À chaque remembrement s’impose d’évidence Les Mangeux d’terre...
Quelqu’en soit la technologie utilisée, Le Fondeur de canons gagne toujours de quoi bouffer en fabriquant de quoi tuer.
Et, chaque jour, le flot d’actualités nous informe de la probité contrariée de nos élus, qu’ils soient ministres, députés ou maires :
« Ohé là-bas ! Monsieu le Maire / Disez-moué donc pourquoi donc faire / Qu’on arrête les chemineux / Quand vous vous n’êtes qu’un voleu / Et peut-être bien pis encore / Le gouvernement vous décore ».

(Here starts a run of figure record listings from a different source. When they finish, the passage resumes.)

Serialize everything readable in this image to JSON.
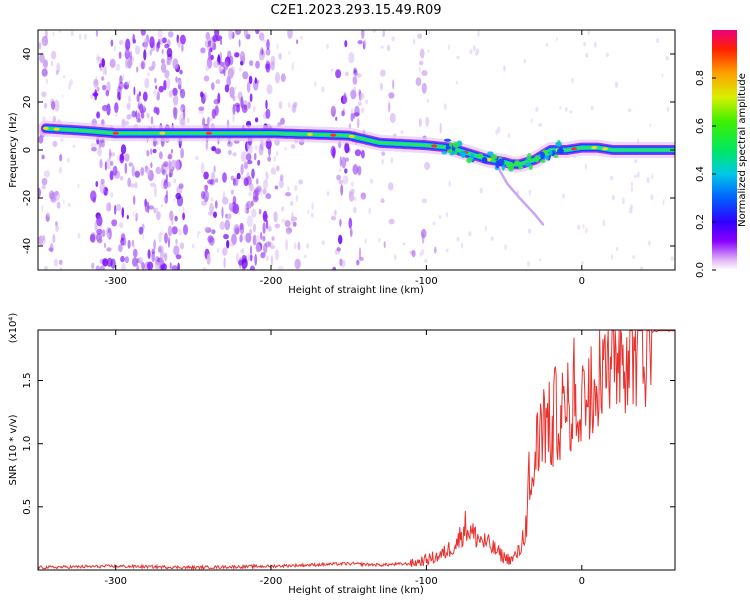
{
  "title": "C2E1.2023.293.15.49.R09",
  "colors": {
    "snr_line": "#e8322e",
    "axis": "#000000",
    "background": "#ffffff"
  },
  "chart_data": [
    {
      "type": "heatmap",
      "name": "spectrogram",
      "xlabel": "Height of straight line (km)",
      "ylabel": "Frequency (Hz)",
      "xlim": [
        -350,
        60
      ],
      "ylim": [
        -50,
        50
      ],
      "xticks": [
        -300,
        -200,
        -100,
        0
      ],
      "yticks": [
        -40,
        -20,
        0,
        20,
        40
      ],
      "ridge": {
        "description": "dominant spectral ridge (peak frequency vs height)",
        "x": [
          -345,
          -320,
          -300,
          -250,
          -200,
          -150,
          -130,
          -100,
          -85,
          -70,
          -60,
          -50,
          -45,
          -40,
          -35,
          -30,
          -25,
          -20,
          -10,
          0,
          10,
          20,
          40,
          60
        ],
        "y": [
          9,
          8,
          7,
          7,
          7,
          6,
          3,
          2,
          1,
          -2,
          -4,
          -5,
          -6,
          -6,
          -5,
          -4,
          -2,
          0,
          0,
          1,
          1,
          0,
          0,
          0
        ]
      },
      "colorbar": {
        "label": "Normalized spectral amplitude",
        "range": [
          0.0,
          1.0
        ],
        "ticks": [
          0.0,
          0.2,
          0.4,
          0.6,
          0.8
        ],
        "tick_labels": [
          "0.0",
          "0.2",
          "0.4",
          "0.6",
          "0.8"
        ]
      }
    },
    {
      "type": "line",
      "name": "snr",
      "xlabel": "Height of straight line (km)",
      "ylabel": "SNR (10 * v/v)",
      "scale_label": "(x10⁴)",
      "xlim": [
        -350,
        60
      ],
      "ylim": [
        0,
        1.9
      ],
      "xticks": [
        -300,
        -200,
        -100,
        0
      ],
      "yticks": [
        0.5,
        1.0,
        1.5
      ],
      "ytick_labels": [
        "0.5",
        "1.0",
        "1.5"
      ],
      "series": [
        {
          "name": "SNR",
          "x": [
            -350,
            -300,
            -250,
            -200,
            -150,
            -130,
            -110,
            -100,
            -90,
            -80,
            -75,
            -70,
            -60,
            -55,
            -50,
            -45,
            -40,
            -35,
            -30,
            -25,
            -20,
            -15,
            -10,
            -5,
            0,
            5,
            10,
            20,
            30,
            40,
            50,
            60
          ],
          "y": [
            0.02,
            0.03,
            0.02,
            0.03,
            0.05,
            0.04,
            0.05,
            0.08,
            0.12,
            0.22,
            0.35,
            0.28,
            0.2,
            0.15,
            0.1,
            0.08,
            0.15,
            0.4,
            0.9,
            1.2,
            1.1,
            1.3,
            1.15,
            1.4,
            1.3,
            1.55,
            1.65,
            1.78,
            1.85,
            1.88,
            1.9,
            1.9
          ]
        }
      ]
    }
  ]
}
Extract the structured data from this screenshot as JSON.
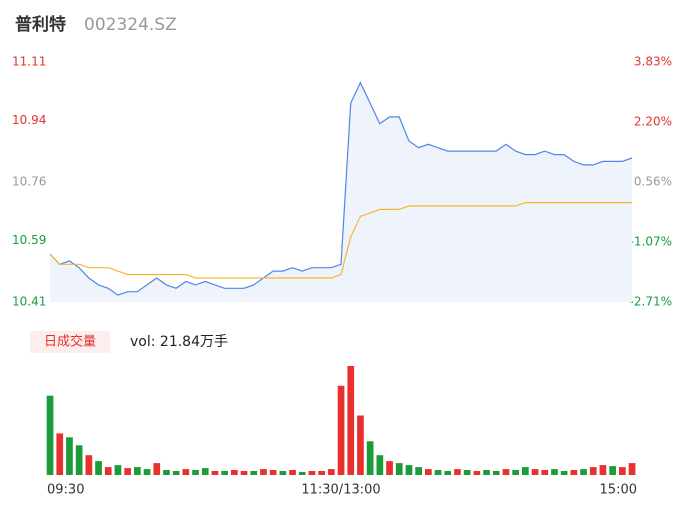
{
  "chart_data": [
    {
      "type": "line",
      "title": "普利特",
      "subtitle": "002324.SZ",
      "x": [
        0,
        4,
        8,
        12,
        16,
        20,
        24,
        28,
        32,
        36,
        40,
        44,
        48,
        52,
        56,
        60,
        64,
        68,
        72,
        76,
        80,
        84,
        88,
        92,
        96,
        100,
        104,
        108,
        112,
        116,
        120,
        124,
        128,
        132,
        136,
        140,
        144,
        148,
        152,
        156,
        160,
        164,
        168,
        172,
        176,
        180,
        184,
        188,
        192,
        196,
        200,
        204,
        208,
        212,
        216,
        220,
        224,
        228,
        232,
        236,
        240
      ],
      "xlim": [
        0,
        240
      ],
      "xticks": [
        {
          "value": 0,
          "label": "09:30"
        },
        {
          "value": 120,
          "label": "11:30/13:00"
        },
        {
          "value": 240,
          "label": "15:00"
        }
      ],
      "series": [
        {
          "name": "price",
          "color": "#4f86e8",
          "values": [
            10.55,
            10.52,
            10.53,
            10.51,
            10.48,
            10.46,
            10.45,
            10.43,
            10.44,
            10.44,
            10.46,
            10.48,
            10.46,
            10.45,
            10.47,
            10.46,
            10.47,
            10.46,
            10.45,
            10.45,
            10.45,
            10.46,
            10.48,
            10.5,
            10.5,
            10.51,
            10.5,
            10.51,
            10.51,
            10.51,
            10.52,
            10.99,
            11.05,
            10.99,
            10.93,
            10.95,
            10.95,
            10.88,
            10.86,
            10.87,
            10.86,
            10.85,
            10.85,
            10.85,
            10.85,
            10.85,
            10.85,
            10.87,
            10.85,
            10.84,
            10.84,
            10.85,
            10.84,
            10.84,
            10.82,
            10.81,
            10.81,
            10.82,
            10.82,
            10.82,
            10.83
          ]
        },
        {
          "name": "average",
          "color": "#f5b731",
          "values": [
            10.55,
            10.52,
            10.52,
            10.52,
            10.51,
            10.51,
            10.51,
            10.5,
            10.49,
            10.49,
            10.49,
            10.49,
            10.49,
            10.49,
            10.49,
            10.48,
            10.48,
            10.48,
            10.48,
            10.48,
            10.48,
            10.48,
            10.48,
            10.48,
            10.48,
            10.48,
            10.48,
            10.48,
            10.48,
            10.48,
            10.49,
            10.6,
            10.66,
            10.67,
            10.68,
            10.68,
            10.68,
            10.69,
            10.69,
            10.69,
            10.69,
            10.69,
            10.69,
            10.69,
            10.69,
            10.69,
            10.69,
            10.69,
            10.69,
            10.7,
            10.7,
            10.7,
            10.7,
            10.7,
            10.7,
            10.7,
            10.7,
            10.7,
            10.7,
            10.7,
            10.7
          ]
        }
      ],
      "ylim": [
        10.41,
        11.11
      ],
      "yticks": [
        10.41,
        10.59,
        10.76,
        10.94,
        11.11
      ],
      "y2lim": [
        -2.71,
        3.83
      ],
      "y2ticks": [
        {
          "value": -2.71,
          "label": "-2.71%"
        },
        {
          "value": -1.07,
          "label": "-1.07%"
        },
        {
          "value": 0.56,
          "label": "0.56%"
        },
        {
          "value": 2.2,
          "label": "2.20%"
        },
        {
          "value": 3.83,
          "label": "3.83%"
        }
      ],
      "tick_colors": [
        "#1a9c3a",
        "#1a9c3a",
        "#999999",
        "#e8312f",
        "#e8312f"
      ]
    },
    {
      "type": "bar",
      "title": "日成交量",
      "subtitle": "vol: 21.84万手",
      "values": [
        80,
        42,
        38,
        30,
        20,
        14,
        8,
        10,
        7,
        8,
        6,
        12,
        5,
        4,
        6,
        5,
        7,
        4,
        4,
        5,
        4,
        4,
        6,
        5,
        4,
        5,
        3,
        4,
        4,
        6,
        90,
        110,
        60,
        34,
        20,
        14,
        12,
        10,
        8,
        6,
        5,
        4,
        6,
        5,
        4,
        5,
        4,
        6,
        5,
        8,
        6,
        5,
        6,
        4,
        5,
        6,
        8,
        10,
        9,
        8,
        12
      ],
      "colors": [
        "#1a9c3a",
        "#e8312f",
        "#1a9c3a",
        "#1a9c3a",
        "#e8312f",
        "#1a9c3a",
        "#e8312f",
        "#1a9c3a",
        "#e8312f",
        "#1a9c3a",
        "#1a9c3a",
        "#e8312f",
        "#1a9c3a",
        "#1a9c3a",
        "#e8312f",
        "#1a9c3a",
        "#1a9c3a",
        "#e8312f",
        "#1a9c3a",
        "#e8312f",
        "#e8312f",
        "#1a9c3a",
        "#e8312f",
        "#e8312f",
        "#1a9c3a",
        "#e8312f",
        "#1a9c3a",
        "#e8312f",
        "#e8312f",
        "#e8312f",
        "#e8312f",
        "#e8312f",
        "#e8312f",
        "#1a9c3a",
        "#1a9c3a",
        "#e8312f",
        "#1a9c3a",
        "#1a9c3a",
        "#1a9c3a",
        "#e8312f",
        "#1a9c3a",
        "#1a9c3a",
        "#e8312f",
        "#1a9c3a",
        "#e8312f",
        "#1a9c3a",
        "#1a9c3a",
        "#e8312f",
        "#1a9c3a",
        "#1a9c3a",
        "#e8312f",
        "#e8312f",
        "#1a9c3a",
        "#1a9c3a",
        "#e8312f",
        "#1a9c3a",
        "#e8312f",
        "#e8312f",
        "#1a9c3a",
        "#e8312f",
        "#e8312f"
      ]
    }
  ]
}
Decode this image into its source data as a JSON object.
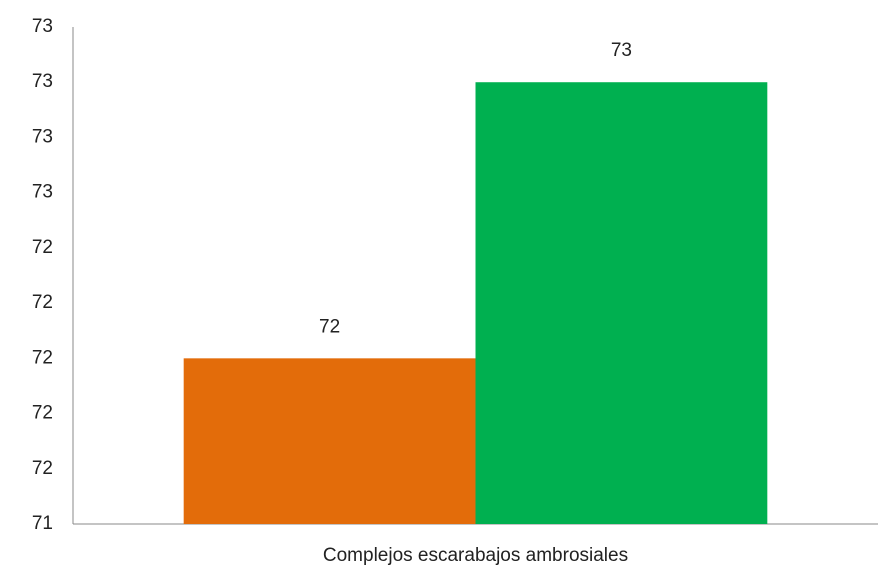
{
  "chart_data": {
    "type": "bar",
    "categories": [
      "Complejos escarabajos ambrosiales"
    ],
    "series": [
      {
        "color": "#e36c0a",
        "values": [
          72
        ]
      },
      {
        "color": "#00b050",
        "values": [
          73
        ]
      }
    ],
    "ylim": [
      71.4,
      73.2
    ],
    "yticks": [
      {
        "value": 71.4,
        "label": "71"
      },
      {
        "value": 71.6,
        "label": "72"
      },
      {
        "value": 71.8,
        "label": "72"
      },
      {
        "value": 72.0,
        "label": "72"
      },
      {
        "value": 72.2,
        "label": "72"
      },
      {
        "value": 72.4,
        "label": "72"
      },
      {
        "value": 72.6,
        "label": "73"
      },
      {
        "value": 72.8,
        "label": "73"
      },
      {
        "value": 73.0,
        "label": "73"
      },
      {
        "value": 73.2,
        "label": "73"
      }
    ],
    "grid": false
  }
}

Ses indignations et révoltes d’alors débutent pareillement le nôtre, avec des mots qui toujours entrent en résonance.
Au-delà de la qualité intrinsèque de ses poèmes, c’est dans cette prégnance, cette pertinence, qu’il faut voir et comprendre le succès posthume de ce poète crotté qui, bien qu’absent de toute anthologie, de tout dictionnaire, de tout Panthéon, caracole encore dans la poésie chansonnière, à la manière d’un François Villon, à la manière d’une mauvaise herbe entre des pavés trop bien ordonnés.
Et dont l’œuvre est sans cesse imprimée, sans doute pas sur du Velin d’Arches mais sur ce papier recyclé qui épargne l’arbre et lui sied tant.
À chacun ses valeurs, à chacun sa Pléiade.